Sekiz; Atatürk Öğretmen Akademisi’nin, Türk Öğretmen Koleji’nin devamı olduğunu söylemek ve “Kıbrıslı kurumları korumak” adına statükoyu savunmak tam bir bağnazca yaklaşımdır. Şimdiki akademi, yasası ve kadro yapısı ile TÖK’nin asla devamı değildir. Bu nedenle nostaljik gerekçelerle eski bir “yapı”yı savunmak aşırı muhafazakârlıktır.
Dokuz; “Özerklik elden gidecek” deniyor. KTÖS’ün savunduğu bu yapı “özerk” de değildir. Yönetim Kurulu’nun tüm üyeleri koalisyonun Bakanlar Kurulu’nca atanır, sınavlardaki mülakatların komisyonunu Eğitim Bakanı atar. Neresi özerk?

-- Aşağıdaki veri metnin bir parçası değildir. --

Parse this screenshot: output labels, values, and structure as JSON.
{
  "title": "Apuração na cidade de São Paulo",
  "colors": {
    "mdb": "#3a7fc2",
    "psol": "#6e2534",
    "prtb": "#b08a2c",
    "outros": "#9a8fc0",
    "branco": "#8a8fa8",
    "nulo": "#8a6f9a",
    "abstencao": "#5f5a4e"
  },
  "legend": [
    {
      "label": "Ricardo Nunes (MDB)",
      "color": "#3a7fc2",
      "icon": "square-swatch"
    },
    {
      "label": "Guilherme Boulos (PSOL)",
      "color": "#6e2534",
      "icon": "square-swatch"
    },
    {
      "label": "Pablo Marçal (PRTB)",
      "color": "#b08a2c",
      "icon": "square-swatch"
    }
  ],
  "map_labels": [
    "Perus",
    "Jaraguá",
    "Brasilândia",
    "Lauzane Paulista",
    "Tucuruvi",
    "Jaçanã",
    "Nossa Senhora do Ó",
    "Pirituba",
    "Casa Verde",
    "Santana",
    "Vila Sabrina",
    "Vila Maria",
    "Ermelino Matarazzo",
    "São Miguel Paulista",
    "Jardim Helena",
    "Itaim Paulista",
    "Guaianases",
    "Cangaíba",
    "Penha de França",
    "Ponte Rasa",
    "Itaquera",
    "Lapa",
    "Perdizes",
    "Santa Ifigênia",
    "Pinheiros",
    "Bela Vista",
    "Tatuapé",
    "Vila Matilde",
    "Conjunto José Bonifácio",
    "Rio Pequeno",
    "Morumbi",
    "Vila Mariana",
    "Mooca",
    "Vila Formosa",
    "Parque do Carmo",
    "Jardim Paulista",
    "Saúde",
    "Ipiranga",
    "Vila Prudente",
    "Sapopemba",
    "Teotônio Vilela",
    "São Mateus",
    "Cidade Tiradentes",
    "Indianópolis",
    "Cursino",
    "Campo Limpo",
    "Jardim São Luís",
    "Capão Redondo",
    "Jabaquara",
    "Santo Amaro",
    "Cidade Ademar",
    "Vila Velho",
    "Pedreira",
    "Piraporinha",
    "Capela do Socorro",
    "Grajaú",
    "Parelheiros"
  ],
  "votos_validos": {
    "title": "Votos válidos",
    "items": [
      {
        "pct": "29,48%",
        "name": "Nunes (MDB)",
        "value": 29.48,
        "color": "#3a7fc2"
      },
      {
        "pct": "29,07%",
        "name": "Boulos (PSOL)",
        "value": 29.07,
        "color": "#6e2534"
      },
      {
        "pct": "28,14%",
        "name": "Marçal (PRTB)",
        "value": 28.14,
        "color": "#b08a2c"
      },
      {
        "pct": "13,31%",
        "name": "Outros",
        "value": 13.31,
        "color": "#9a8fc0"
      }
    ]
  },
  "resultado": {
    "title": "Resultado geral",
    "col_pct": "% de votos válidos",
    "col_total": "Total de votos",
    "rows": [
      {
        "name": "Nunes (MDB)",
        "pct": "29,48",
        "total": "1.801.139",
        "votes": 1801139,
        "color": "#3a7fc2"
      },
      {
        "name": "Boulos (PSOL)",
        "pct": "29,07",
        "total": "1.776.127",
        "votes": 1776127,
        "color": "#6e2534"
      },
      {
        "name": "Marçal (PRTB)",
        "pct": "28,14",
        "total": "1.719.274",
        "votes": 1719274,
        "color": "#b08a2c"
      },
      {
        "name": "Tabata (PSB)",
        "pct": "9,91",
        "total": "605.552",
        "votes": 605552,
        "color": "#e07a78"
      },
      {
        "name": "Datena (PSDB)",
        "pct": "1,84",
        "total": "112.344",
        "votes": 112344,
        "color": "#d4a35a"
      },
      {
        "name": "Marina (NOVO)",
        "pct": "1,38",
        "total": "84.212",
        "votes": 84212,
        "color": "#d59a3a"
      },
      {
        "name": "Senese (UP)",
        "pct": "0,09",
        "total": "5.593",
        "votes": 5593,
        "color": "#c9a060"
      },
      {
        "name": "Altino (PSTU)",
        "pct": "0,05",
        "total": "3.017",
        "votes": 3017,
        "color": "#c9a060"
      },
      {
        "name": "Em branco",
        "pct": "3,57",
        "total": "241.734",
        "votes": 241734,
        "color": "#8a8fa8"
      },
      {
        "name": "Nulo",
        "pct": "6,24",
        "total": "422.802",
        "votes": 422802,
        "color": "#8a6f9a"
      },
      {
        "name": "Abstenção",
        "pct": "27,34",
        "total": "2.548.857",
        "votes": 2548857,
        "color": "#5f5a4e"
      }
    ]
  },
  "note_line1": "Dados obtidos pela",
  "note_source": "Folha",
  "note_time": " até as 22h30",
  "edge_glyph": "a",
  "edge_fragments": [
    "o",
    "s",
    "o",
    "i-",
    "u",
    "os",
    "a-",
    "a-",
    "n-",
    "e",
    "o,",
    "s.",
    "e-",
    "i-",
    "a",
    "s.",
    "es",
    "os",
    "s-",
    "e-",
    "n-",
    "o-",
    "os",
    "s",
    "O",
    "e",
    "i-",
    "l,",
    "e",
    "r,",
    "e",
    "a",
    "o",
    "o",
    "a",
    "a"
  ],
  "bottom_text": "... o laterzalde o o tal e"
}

On; bu okulun kurulduğu 2000 yılından günümüze “ilköğretim”de bir üstün başarı sağladık da, onun için bu kuruma ihtiyacımız var diyemeyiz. Çünkü bu dönem ilkokullarımızın döküldüğü, eğitim kalitesinin yerlerde süründüğü bir dönem oldu. Özel ilkokullar mantar gibi bitti ve devlet okullarından müthiş bir kaçış yaşandı.
Onbir; KTÖS; ilerici bir örgüttür. “Statüko”nun devamını savunamaz. Bu okuldaki eğitim zaafiyeti ve yetersizliğini görmek ve bilimsel bir “proje” ile ortaya çıkmak zorundadır. KTÖS; bu okuldaki öğretmen ve öğrencilerin kısa vadeli çıkarlarını değil, eğitimin uzun vadeli gereklerini ve toplam kaliteyi düşünmek zorundadır.
Oniki; öğretmen yetiştirilmesinin bu biçimde “tekel”leştirilmesine en önce KTÖS karşı çıkmalıdır.
Onüç; ilkokullara öğretmen yetiştirmek ciddi bir iştir. En iyilerini seçmek, onlara en iyi eğitimi vermek ve mesleğe başlarken de, sınavla başarılı olanları tayin etmek varken, “diplomayı alan gelsin” demek popülizmdir.
Sözün kısası şu: 20 kişilik “yüksek okul” olmaz… Olursa; 1970’lerdeki bizim “Selimiye ilkokulu” gibi olur…
Nostaljik takılmalarla “kolej” savunulamaz. Bu ülkedeki lkokul öğretmenleri, doğru dürüst bir “üniversite” eğitimi almalı ve çağdışı “akademi” modeli ile kendi kendimizi kandırmamalıyız.